CEO Reflections... Helping Our Tool Centers Help Us

Please take a look at the below pictures. Which tool kit would you prefer to arrive on your site? Which tool kit would empower you to better do your job?

In late August, Wes Story (APM Gas Superintendent) and I had the privilege to engage in a Shingijitsu kaizen event at the FieldCore Atlanta Tool Center. (A Shingijutsu kaizen is a continuous improvement event spearheaded by a specially trained teacher called Sensei, with multiple kaizens occurring in parallel.) We spent a week with the other GE Vernova One Field Service leaders and the Tool Center technicians, observing them inventory kits, helping them identify opportunities to eliminate waste and improve the tool kit inventory process. What did Wes & I learn?

First, our tool techs take pride in their work and want to send clean kits to our jobsites. I have full confidence in their intent!

I also have full confidence that our sites want to return clean kits.

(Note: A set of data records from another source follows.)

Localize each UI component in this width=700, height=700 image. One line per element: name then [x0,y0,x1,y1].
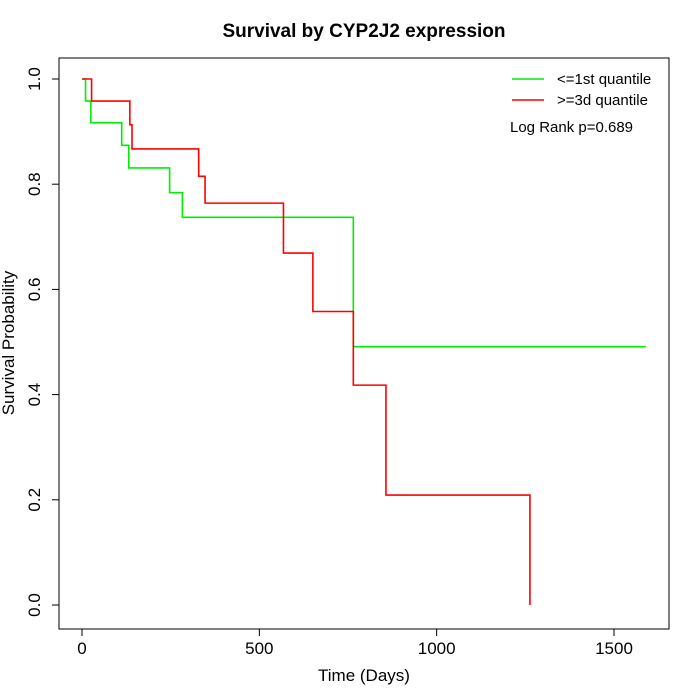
y-axis: 0.0 0.2 0.4 0.6 0.8 1.0 [25,67,59,617]
x-tick-label: 0 [77,639,86,658]
y-tick-label: 1.0 [25,67,44,91]
series-line-1 [82,78,646,348]
y-tick-label: 0.0 [25,593,44,617]
x-axis-label: Time (Days) [318,666,410,685]
series-layer [82,78,646,605]
plot-frame [58,57,670,630]
x-tick-label: 1000 [418,639,456,658]
y-tick-label: 0.4 [25,383,44,407]
y-tick-label: 0.8 [25,172,44,196]
legend-label: >=3d quantile [557,92,648,109]
y-tick-label: 0.2 [25,488,44,512]
legend-label: <=1st quantile [557,71,651,88]
series-line-2 [82,78,531,605]
y-axis-label: Survival Probability [0,270,18,415]
legend: <=1st quantile >=3d quantile [512,71,651,109]
x-tick-label: 500 [245,639,273,658]
y-tick-label: 0.6 [25,278,44,302]
log-rank-annotation: Log Rank p=0.689 [510,119,633,136]
chart-title: Survival by CYP2J2 expression [222,21,505,42]
x-tick-label: 1500 [595,639,633,658]
x-axis: 0 500 1000 1500 [77,628,633,658]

We saw this first hand in the Atlanta Tool Center when the tool techs opened a gas kit returned from Dania Beach jobsite, worked by our own APM crews led by Ricky Ewing – DS Lead Supt, Joey Hampton – DS Deck Supt, Teddy Pentz – NS Lead Supt, & Josh Silas – NS Deck Supt. How can we do this? Below are some best practices shared by the Dania Beach team.

There is opportunity for our GE Vernova One Field Services organization to enable the success of our tool techs and our Field Teams, particularly on things like shadowboxing (a place for everything and everything in its place) and ergonomic design (removing the need to get on your hands and knees to pick up heavy hydraulic tools at the bottom of the kit). We all can help here. If you have ideas on how we can better design kits, please share them.

Finally, please embrace the idea that a clean kit returned leads to a clean kit sent out. A clean kit returned makes the inventory process safer, makes the inventory quality better, and reduces the time to inventory. Especially in peak outage season, when kits are being returned, inventoried, and sent back out the next job with urgency, this becomes a crucial point. Ask yourself this question: Would you want to receive the tool kit you are returning to the tool center on your next job?

We truly can help the Tool Centers help us.